In its latest quarterly report on DDoS attacks, network infrastructure company Verisign compiled data from its DDoS Protection Services and used insights from iDefense Security Intelligence Services to determine that the number of attacks actually went down by 13 percent in the July-September quarter, compared to the same three months in 2015. But at 12.78 Gbps, the average attack peak size was 82 percent higher than the same time last year.

The biggest attack seen by Verisign had a volume of 257 Gbps with a speed of 152 million packets per second, which was the highest intensity flood ever recorded by the company. The average peak attack size was 12.78 Gbps and 16 percent of the attacks were over 10 Gbps. About 81 percent of the attacks peaked at over 1 Gbps and 30 percent peaked at over 5 Gbps.

Verisign also reported two attacks not directly observed by it but unprecedented in size that took place during the third quarter of the year. There was an approximately 620 Gbps attack against KrebsonSecurity and a 579 Gbps attack reported by Arbor Networks, it said.

The company also reported that 41 percent of its customers were targeted by DDoS attacks multiple times during the quarter and that 41 percent of the attacks used three or more different attack types to avoid mitigation.

The simpler Transmission Control Protocol-based attacks were only 20 percent of the total attacks, while the more complicated User Datagram Protocol (UDP) flood type of attacks formed the bulk of attacks with 49 percent of the total. The highly selective and complicated Layer 7 method accounted for 6 percent of the attacks.

IT services were the worst hit, with 37 percent of attacks targeting the sector.

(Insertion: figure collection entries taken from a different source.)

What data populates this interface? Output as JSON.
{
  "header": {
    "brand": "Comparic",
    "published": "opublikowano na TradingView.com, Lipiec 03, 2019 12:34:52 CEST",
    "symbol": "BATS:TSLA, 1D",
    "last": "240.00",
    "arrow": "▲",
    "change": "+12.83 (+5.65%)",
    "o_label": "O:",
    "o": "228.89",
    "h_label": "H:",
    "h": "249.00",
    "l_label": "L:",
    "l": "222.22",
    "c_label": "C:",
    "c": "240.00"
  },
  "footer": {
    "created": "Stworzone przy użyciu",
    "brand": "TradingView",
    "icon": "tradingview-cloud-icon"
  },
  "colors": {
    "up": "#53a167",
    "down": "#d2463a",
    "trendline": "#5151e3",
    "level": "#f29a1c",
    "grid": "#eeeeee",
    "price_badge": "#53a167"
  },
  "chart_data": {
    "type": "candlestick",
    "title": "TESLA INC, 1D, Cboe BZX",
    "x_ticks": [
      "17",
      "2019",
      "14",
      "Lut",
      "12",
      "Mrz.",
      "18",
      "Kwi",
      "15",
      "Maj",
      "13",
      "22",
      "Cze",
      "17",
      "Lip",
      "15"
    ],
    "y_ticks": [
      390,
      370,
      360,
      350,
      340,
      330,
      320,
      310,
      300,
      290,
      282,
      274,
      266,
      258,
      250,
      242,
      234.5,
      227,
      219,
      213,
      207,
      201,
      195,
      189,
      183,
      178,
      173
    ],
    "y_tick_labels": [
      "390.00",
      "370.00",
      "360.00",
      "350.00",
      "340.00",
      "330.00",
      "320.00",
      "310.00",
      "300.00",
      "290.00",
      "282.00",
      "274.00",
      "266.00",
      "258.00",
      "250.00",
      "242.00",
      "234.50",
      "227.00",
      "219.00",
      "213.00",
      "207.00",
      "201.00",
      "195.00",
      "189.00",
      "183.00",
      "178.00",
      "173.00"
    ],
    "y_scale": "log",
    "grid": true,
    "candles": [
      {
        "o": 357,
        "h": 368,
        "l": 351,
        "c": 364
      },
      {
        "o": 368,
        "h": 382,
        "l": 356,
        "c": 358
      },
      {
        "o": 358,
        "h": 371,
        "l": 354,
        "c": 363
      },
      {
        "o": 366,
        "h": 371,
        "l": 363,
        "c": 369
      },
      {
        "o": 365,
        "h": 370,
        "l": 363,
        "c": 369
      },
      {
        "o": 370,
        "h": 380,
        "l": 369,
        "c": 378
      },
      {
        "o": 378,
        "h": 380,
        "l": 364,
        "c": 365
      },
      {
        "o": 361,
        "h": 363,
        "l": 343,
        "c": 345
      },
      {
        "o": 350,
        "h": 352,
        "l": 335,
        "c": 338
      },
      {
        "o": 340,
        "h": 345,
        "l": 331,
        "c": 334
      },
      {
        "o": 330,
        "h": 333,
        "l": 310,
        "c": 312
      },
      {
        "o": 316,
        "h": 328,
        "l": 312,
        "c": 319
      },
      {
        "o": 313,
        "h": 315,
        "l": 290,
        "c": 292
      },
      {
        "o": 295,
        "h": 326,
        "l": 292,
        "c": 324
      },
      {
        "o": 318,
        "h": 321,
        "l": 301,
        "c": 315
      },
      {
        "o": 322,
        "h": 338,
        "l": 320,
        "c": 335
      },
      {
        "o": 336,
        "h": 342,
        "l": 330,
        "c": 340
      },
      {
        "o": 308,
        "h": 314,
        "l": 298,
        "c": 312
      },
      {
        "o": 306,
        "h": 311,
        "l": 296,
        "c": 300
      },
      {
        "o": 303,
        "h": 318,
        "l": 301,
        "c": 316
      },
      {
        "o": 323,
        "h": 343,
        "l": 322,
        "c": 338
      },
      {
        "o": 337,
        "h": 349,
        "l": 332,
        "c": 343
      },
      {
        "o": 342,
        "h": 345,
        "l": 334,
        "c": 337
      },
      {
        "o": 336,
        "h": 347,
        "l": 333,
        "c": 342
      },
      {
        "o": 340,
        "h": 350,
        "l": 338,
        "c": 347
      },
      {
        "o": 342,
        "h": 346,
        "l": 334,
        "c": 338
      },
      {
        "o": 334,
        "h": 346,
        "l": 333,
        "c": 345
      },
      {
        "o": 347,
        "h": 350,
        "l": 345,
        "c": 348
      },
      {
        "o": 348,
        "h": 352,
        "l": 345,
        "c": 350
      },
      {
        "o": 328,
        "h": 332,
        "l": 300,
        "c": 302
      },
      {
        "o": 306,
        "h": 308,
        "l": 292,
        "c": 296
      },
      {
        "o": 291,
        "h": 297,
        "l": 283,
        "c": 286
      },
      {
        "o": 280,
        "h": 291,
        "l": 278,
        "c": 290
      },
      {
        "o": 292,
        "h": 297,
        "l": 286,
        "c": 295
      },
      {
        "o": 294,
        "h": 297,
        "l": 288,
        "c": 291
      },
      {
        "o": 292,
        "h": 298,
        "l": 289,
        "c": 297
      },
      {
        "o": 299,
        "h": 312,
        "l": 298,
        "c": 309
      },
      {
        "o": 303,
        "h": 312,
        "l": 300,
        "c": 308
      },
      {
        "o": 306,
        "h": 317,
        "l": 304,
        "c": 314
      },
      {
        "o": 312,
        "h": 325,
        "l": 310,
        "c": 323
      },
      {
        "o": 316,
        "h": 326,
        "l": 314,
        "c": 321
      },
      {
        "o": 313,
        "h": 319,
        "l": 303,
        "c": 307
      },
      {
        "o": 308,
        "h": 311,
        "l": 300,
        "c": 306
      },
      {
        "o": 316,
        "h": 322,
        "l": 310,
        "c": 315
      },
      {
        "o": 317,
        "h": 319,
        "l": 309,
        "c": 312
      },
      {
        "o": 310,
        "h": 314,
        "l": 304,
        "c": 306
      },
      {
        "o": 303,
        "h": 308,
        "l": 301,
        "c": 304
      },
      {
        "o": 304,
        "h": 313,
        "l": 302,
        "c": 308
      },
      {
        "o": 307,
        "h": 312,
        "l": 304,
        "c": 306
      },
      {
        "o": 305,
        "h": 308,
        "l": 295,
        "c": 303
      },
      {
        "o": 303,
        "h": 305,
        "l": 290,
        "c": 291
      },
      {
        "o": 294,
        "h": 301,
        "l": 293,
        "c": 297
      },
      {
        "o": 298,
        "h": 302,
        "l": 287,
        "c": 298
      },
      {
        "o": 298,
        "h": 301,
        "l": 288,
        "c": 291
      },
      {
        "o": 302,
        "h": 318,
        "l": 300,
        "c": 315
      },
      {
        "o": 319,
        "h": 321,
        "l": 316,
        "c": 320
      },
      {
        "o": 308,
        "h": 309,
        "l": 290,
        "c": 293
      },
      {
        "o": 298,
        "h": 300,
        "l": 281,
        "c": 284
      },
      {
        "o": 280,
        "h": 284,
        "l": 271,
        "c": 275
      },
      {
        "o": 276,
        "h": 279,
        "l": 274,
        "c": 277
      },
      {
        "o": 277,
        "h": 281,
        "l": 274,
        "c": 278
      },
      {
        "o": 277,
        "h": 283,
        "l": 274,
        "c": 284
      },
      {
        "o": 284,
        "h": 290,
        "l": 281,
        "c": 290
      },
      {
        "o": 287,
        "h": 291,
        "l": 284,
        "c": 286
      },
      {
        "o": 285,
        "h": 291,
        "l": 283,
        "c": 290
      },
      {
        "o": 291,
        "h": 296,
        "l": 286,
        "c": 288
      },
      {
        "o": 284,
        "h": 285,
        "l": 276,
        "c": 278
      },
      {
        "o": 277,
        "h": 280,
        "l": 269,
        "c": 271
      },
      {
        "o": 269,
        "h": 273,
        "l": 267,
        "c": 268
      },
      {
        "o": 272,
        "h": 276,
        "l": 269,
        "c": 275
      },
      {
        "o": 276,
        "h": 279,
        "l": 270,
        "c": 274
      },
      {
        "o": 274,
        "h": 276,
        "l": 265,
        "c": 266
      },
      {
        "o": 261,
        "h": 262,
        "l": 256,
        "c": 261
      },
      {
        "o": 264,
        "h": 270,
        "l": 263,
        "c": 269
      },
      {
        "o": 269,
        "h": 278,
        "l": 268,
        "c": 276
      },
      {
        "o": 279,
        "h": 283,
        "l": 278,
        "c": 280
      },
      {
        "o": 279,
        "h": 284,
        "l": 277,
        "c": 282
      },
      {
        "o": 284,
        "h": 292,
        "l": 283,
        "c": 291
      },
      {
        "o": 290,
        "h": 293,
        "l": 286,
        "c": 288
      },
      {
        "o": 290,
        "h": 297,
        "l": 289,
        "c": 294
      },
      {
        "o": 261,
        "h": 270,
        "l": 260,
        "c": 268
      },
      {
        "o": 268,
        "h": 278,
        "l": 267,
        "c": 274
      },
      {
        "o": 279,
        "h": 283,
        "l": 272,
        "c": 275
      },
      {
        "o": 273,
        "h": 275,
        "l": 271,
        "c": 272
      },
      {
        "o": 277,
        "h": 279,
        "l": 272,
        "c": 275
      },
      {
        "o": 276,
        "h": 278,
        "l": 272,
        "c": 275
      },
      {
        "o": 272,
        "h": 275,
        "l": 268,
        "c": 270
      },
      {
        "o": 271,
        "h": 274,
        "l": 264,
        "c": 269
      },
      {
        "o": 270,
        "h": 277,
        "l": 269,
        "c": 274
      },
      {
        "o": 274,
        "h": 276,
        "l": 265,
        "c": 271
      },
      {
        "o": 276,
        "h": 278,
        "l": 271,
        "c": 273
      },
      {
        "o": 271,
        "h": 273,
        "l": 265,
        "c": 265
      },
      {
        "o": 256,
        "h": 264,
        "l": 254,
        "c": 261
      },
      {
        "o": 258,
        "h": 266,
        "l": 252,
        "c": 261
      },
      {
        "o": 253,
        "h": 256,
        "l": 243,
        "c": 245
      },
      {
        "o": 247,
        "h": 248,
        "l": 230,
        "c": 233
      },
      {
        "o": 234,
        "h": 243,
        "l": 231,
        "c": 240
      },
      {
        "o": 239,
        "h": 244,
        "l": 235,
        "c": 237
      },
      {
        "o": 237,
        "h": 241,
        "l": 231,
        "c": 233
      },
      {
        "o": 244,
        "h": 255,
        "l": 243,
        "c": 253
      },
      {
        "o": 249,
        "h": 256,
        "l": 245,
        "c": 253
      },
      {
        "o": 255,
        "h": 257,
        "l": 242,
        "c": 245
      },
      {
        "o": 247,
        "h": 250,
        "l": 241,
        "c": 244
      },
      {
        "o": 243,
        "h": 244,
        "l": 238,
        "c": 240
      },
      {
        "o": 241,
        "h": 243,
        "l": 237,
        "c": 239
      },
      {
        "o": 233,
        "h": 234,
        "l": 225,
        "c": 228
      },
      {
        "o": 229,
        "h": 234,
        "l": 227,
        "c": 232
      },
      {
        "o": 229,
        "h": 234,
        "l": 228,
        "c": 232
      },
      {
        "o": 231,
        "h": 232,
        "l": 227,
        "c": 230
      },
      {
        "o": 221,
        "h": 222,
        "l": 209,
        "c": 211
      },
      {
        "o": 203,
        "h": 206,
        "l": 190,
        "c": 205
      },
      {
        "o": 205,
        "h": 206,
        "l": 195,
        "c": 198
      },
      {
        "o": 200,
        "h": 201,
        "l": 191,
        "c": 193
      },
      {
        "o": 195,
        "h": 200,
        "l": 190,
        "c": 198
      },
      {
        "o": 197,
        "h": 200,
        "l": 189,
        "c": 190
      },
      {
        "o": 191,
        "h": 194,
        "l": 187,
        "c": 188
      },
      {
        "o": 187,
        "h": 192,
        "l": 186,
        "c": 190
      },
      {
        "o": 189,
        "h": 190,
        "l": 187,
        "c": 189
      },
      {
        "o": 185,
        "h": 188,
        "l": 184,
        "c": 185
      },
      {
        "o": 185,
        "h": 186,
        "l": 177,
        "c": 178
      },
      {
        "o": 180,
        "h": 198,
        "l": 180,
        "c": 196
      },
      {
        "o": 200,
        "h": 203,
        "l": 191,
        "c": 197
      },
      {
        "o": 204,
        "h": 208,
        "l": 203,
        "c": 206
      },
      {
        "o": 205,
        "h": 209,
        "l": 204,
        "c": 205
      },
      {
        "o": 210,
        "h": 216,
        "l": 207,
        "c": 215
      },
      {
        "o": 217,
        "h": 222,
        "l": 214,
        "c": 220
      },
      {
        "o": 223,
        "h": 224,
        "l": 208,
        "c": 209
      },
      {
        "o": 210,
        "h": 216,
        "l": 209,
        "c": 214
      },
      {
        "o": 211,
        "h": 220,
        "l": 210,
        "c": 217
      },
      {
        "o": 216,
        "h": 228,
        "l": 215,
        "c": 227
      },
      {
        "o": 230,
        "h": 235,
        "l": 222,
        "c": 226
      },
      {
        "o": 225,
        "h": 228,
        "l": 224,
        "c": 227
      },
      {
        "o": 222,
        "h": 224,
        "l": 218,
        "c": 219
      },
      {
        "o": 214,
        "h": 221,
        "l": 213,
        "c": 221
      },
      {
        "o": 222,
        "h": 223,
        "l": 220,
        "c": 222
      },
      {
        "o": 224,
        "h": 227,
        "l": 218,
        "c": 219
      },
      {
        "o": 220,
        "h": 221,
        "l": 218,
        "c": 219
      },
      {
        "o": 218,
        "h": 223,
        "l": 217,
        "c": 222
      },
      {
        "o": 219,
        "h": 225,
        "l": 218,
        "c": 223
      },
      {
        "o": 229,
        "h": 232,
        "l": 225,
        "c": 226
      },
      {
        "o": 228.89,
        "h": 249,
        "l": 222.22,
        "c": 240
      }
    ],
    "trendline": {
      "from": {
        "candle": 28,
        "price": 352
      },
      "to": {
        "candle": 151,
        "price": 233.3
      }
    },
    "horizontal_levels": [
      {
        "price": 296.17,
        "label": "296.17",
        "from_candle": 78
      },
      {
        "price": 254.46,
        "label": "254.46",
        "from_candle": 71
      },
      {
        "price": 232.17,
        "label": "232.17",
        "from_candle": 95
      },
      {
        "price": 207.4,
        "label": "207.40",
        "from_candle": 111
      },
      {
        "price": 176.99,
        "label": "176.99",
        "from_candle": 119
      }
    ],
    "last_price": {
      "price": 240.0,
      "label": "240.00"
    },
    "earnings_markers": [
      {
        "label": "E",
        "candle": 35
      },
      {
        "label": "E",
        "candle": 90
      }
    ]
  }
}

Financial services and the public sector were at the second and third places, with 29 percent and 12 percent of the attacks respectively. The financial industry saw the biggest average attack size of 39.1 Gbps.

Servers of gaming company Blizzard were hit by a DDoS attack Monday, and a large DDoS attacks affected DNS service provider Dyn in October, disrupting access to a large number of popular websites and slowing down the internet.